Je trouvais cela mystérieux et excitant, tous ces gens étranges formaient un monde magique. Marta ressent la même chose, c'est pourquoi elle vient ici pour dessiner toutes ces figures.'
Marta attire les prostituées et d'autres personnes de la rue, ainsi que les Noirs qui se rassemblent à Mouraria. Le quartier autour du château, où les maisons colorées et les fontaines de la Praça Martim Moniz donnent à la ville un visage joyeux, a longtemps été le lieu de rassemblement des immigrés. Pedro montre le monument sur le Largo de São Domingos, une place où un massacre de juifs a eu lieu en 1506. Quatre mille personnes ont été tuées. Ceux qui ont survécu ont fui vers le nord, aux Pays-Bas. Le mémorial rappelle cet événement. Et ce même endroit est devenu par la suite un lieu de rencontre pour des personnes de toutes les cultures.'
Réalité
La prose de Pedro est un mélange particulier de descriptions minutieuses et d'énumérations précises, entrecoupées de généreuses digressions. Lorsqu'il écrit sur des lieux réellement existants comme celui-ci, il n'a pas besoin de s'y rendre - de préférence même pas. 'Je me fie à ma mémoire pour ne pas être contaminé par la réalité.' En cela, il est peut-être un peu comme João, le frère de sa Marta : "En tant que narrateur, il n'est pas fiable, parce qu'il est dans un hôpital psychiatrique. Son absence laisse un trou, et il essaie de le combler. Avec de la fiction, des personnages, des histoires. Mais qu'est-ce qui est vrai et qu'est-ce qui ne l'est pas ? Le livre ne donne pas toutes les réponses. Même le "vrai" João ne sait pas exactement ce qu'il en est. 'Il est beaucoup plus intéressant de laisser les questions sans réponse.'
Il aimerait bien connaître la réponse à la question de savoir comment Nuno s'en est sorti. D'une certaine manière, il espère que son vieil ami mettra la main sur le roman et comprendra qu'il s'agit de lui. Parfois, quand le téléphone sonne, je pense - j'espère - que c'est Nuno qui appelle.
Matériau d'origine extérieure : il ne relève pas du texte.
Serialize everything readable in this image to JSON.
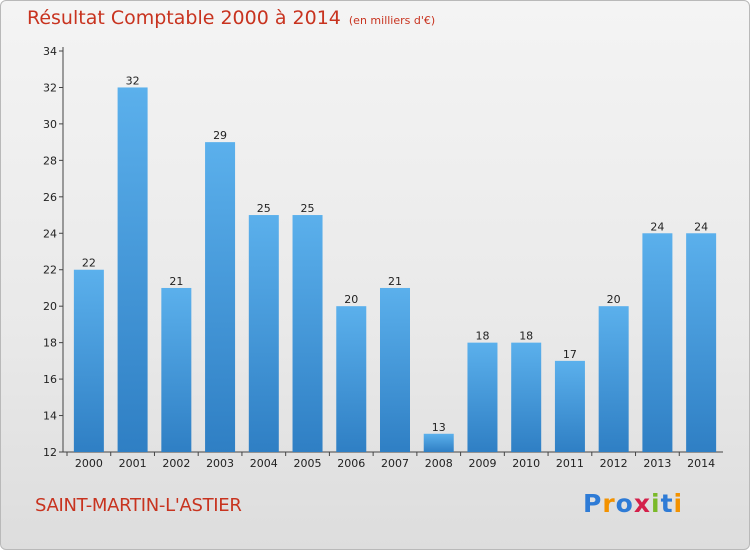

Le Portugais João Ricardo Pedro (1973) travaillait comme ingénieur technique dans les télécoms lorsqu'il a perdu son emploi à cause de la crise économique en 2009 et a décidé de se lancer dans l'écriture. Deux ans plus tard, il envoie son premier roman, pas encore publié. Ton visage sera le dernier dans le cadre du prix LeYa et a gagné 100 000 euros, ainsi que la publication du livre. Le roman a été largement traduit. Aux Pays-Bas, le livre a été publié en 2013. Sur la route est le deuxième roman de Pedro et a été publié par Signatuur.